Mais uma vez, Black Mirror faz uma crítica à cultura das redes sociais em Smithereens, segundo episódio da 5ª temporada da antologia.

Mas diferente de outras abordagens, como em Nosedive, o assustador do novo episódio é que ele trata do tema utilizando todas as tecnologias que já existem em nossa sociedade.

Dirigido por James Hawes (à frente também de Hated in the Nation) e com o roteiro assinado pelo showrunner de Black Mirror Charlie Brooker, Smithereens nos apresenta a Chris (Andrew Scott), um nervoso motorista de um aplicativo semelhante ao Uber. Por motivos obscuros, Chris sequestra Jaden (Damson Idris), um estagiário da companhia Smithereens, rede social semelhante ao Twitter.

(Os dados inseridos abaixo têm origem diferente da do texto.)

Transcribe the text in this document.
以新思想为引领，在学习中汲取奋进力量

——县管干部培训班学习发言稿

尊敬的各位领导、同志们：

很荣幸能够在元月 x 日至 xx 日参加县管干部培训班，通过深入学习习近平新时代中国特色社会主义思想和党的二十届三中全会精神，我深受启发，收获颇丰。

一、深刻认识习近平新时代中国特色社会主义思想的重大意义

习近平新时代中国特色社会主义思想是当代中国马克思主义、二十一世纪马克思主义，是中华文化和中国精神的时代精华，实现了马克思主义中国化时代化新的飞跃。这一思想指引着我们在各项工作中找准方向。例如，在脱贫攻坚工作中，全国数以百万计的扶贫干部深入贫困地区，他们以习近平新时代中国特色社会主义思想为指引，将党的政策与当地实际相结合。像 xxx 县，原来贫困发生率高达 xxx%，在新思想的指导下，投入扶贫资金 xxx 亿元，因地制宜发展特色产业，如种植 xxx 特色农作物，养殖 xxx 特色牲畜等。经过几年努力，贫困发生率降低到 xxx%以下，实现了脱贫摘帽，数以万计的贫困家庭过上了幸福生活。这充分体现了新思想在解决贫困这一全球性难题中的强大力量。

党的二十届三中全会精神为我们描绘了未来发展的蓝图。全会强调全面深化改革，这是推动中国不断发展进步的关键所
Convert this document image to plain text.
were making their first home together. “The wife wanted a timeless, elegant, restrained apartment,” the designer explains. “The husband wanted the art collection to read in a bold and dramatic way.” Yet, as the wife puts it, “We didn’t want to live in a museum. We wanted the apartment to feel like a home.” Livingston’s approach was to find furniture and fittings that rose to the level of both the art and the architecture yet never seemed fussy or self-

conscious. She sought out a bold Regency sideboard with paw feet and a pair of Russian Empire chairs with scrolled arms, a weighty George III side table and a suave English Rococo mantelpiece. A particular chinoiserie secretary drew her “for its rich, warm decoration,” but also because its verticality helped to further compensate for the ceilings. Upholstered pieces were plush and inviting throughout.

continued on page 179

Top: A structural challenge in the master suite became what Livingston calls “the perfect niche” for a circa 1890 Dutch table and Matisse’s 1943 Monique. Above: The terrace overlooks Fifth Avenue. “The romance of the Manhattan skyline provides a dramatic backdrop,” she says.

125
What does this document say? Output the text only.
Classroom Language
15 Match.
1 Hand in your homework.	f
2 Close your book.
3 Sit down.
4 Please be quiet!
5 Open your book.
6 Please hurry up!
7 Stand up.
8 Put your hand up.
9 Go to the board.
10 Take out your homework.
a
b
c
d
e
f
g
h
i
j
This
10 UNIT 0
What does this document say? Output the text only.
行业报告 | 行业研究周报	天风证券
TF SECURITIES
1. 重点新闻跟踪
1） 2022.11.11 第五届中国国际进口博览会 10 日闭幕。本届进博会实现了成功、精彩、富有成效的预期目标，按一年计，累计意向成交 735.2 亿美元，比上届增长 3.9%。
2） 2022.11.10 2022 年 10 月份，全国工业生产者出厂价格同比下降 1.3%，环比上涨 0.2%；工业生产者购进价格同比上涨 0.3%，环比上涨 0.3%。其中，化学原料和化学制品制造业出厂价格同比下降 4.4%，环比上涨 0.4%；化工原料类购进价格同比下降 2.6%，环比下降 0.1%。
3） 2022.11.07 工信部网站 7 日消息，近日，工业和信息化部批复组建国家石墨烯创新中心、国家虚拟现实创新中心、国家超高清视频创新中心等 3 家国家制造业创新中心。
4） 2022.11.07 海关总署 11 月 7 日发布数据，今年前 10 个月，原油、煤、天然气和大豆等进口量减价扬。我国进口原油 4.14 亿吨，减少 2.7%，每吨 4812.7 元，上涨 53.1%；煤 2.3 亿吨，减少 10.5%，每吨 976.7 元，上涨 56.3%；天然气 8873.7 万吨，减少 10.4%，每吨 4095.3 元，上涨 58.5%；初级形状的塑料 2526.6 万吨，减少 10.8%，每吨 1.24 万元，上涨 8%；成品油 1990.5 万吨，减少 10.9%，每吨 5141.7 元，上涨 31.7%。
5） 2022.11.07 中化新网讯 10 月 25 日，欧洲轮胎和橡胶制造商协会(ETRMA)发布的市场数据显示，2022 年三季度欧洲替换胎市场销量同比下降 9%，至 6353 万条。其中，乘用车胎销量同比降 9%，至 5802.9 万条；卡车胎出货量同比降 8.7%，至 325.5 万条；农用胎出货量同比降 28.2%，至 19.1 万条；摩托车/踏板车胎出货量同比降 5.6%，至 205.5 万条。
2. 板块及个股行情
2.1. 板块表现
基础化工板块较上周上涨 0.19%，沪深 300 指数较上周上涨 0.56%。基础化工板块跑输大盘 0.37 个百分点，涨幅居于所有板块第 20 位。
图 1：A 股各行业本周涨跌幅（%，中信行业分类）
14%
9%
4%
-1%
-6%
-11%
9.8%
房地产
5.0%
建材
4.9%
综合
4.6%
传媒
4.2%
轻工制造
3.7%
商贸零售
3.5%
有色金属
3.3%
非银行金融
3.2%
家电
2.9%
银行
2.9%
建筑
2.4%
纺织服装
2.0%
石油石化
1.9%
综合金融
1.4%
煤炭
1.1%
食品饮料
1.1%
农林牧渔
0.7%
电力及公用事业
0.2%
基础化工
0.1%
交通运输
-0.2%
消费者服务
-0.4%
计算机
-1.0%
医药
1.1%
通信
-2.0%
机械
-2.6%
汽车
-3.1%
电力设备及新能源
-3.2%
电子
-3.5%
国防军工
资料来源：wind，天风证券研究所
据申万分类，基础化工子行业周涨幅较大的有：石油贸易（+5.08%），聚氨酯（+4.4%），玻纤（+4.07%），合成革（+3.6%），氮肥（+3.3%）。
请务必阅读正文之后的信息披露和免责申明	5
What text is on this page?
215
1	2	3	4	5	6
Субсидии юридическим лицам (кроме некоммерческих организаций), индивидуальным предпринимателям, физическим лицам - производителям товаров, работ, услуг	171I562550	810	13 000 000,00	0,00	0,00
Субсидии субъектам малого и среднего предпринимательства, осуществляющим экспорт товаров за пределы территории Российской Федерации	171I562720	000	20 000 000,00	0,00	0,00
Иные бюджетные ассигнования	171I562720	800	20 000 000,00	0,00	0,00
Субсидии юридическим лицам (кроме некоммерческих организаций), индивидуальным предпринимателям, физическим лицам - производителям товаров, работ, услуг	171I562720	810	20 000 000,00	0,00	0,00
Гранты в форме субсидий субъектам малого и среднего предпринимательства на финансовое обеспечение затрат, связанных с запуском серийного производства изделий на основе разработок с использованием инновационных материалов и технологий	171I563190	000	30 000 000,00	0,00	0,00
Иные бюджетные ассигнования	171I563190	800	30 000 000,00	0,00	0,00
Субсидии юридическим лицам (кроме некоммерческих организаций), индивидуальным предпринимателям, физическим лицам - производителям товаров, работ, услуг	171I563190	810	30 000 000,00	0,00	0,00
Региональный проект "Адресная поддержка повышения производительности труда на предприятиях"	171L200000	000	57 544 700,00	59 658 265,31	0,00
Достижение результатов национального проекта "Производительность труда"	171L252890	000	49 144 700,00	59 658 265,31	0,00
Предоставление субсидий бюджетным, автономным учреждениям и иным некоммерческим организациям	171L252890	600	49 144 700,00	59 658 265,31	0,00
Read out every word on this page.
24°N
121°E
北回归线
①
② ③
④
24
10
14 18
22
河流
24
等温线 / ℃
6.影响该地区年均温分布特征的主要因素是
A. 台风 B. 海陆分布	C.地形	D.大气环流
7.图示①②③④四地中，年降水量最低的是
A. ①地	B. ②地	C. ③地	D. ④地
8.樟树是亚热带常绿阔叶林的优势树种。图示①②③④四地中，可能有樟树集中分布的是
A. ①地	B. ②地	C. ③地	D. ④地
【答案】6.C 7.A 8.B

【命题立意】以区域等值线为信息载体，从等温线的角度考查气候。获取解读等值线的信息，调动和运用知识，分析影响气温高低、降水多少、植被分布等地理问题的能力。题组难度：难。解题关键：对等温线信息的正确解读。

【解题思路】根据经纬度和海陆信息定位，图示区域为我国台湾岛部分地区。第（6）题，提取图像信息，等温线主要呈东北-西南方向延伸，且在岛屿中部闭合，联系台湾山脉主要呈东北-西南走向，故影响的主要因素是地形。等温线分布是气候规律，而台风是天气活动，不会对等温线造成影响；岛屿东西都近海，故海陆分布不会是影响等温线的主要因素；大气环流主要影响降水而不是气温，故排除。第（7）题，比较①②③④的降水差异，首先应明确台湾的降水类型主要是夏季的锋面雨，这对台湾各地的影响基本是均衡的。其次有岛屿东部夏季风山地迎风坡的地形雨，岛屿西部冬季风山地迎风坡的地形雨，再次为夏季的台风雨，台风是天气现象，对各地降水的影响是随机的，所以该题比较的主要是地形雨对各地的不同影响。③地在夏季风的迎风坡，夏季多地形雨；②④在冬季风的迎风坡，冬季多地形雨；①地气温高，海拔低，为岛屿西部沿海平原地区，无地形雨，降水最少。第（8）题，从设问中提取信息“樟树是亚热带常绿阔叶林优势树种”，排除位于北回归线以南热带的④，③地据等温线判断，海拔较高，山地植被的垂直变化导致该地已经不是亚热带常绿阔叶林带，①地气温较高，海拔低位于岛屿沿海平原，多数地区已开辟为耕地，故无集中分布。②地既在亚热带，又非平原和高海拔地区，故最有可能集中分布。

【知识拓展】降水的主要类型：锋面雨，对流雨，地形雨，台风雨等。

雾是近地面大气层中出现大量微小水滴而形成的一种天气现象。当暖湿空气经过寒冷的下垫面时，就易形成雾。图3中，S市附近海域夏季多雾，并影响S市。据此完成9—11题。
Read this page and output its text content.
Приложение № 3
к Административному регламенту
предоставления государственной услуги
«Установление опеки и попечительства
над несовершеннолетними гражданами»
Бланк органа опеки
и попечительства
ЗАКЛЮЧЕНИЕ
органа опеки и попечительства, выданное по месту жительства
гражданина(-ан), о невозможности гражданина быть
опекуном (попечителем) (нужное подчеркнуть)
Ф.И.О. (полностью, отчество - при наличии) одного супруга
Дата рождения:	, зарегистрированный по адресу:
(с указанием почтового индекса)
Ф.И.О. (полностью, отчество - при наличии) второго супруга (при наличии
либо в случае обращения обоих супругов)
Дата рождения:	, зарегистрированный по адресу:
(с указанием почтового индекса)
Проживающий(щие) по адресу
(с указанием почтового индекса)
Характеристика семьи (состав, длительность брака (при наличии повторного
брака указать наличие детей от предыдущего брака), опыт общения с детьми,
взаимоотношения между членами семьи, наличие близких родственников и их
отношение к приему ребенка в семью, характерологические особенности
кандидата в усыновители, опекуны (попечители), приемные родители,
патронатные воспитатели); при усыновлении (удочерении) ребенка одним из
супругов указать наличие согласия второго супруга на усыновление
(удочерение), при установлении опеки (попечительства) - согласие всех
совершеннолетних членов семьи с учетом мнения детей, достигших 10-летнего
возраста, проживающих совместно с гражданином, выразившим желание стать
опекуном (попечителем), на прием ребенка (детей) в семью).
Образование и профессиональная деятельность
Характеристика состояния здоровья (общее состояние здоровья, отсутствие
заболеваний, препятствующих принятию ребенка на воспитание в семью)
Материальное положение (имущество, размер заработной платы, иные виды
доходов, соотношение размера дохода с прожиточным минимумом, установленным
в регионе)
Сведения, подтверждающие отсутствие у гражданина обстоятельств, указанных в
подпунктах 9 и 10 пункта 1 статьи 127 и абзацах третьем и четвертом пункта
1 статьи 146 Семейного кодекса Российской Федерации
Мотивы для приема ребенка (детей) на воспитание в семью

Como resgate, o motorista tem apenas um requerimento: falar por telefone com o CEO da gigante Smithereens, Billy Bauer (Topher Grace).

Com o desenrolar do episódio, compreendemos as ações de Chris como uma crítica à obsessão humana de enxergar o mundo pela tela do celular, sempre verificando novas notificações em nossas redes ou likes em nossas fotos.

 

Atenção, pois os próximos tópicos desta análise contêm spoilers de Smithereens! Prossiga com cuidado!

 

A cultura das redes sociais em Smithereens

Chris detém Jaden de refém em um carro em Smithereens

 

A primeira crítica clara que Black Mirror faz à cultura das redes sociais em Smithereens é com relação ao comportamento do usuário.

A própria escolha do nome Smithereens tanto para a rede social quanto para o título do episódio compõe a crítica à nossa sociedade. Do inglês, “smithereens” significa pequenos fragmentos de um todo. Seria o equivalente de “pedacinhos” no português.

E esta era a proposta da rede social fictícia de Black Mirror. Similar ao Twitter, na Smithereens o usuário escrevia pequenos fragmentos que, de pedacinho em pedacinho, compunham o seu dia inteiro.

Mais que isso, o termo também remete ao vício do usuário, que de pouquinho em pouquinho cedia fragmentos do seu dia àquela rede social. Entretanto, se somados os fragmentos se transformam em significativas horas que o usuário da rede perde diariamente na plataforma.

A crítica ao nosso comportamento é construída logo no início da cena do sequestro de Jaden. Chris critica o comportamento do estagiário, que ao passar toda a corrida com os olhos vidrados em seu celular, não desconfiou das escolhas de trajetos feitas nem sequer percebeu que estava sendo sequestrado.

Além disso, ao longo de Smithereens, descobrimos o que aflige Chris. Sua noiva morreu em um acidente de carro enquanto Chris estava no volante. O motorista do outro veículo, que também morreu, levou a culpa pelo acidente por estar bêbado.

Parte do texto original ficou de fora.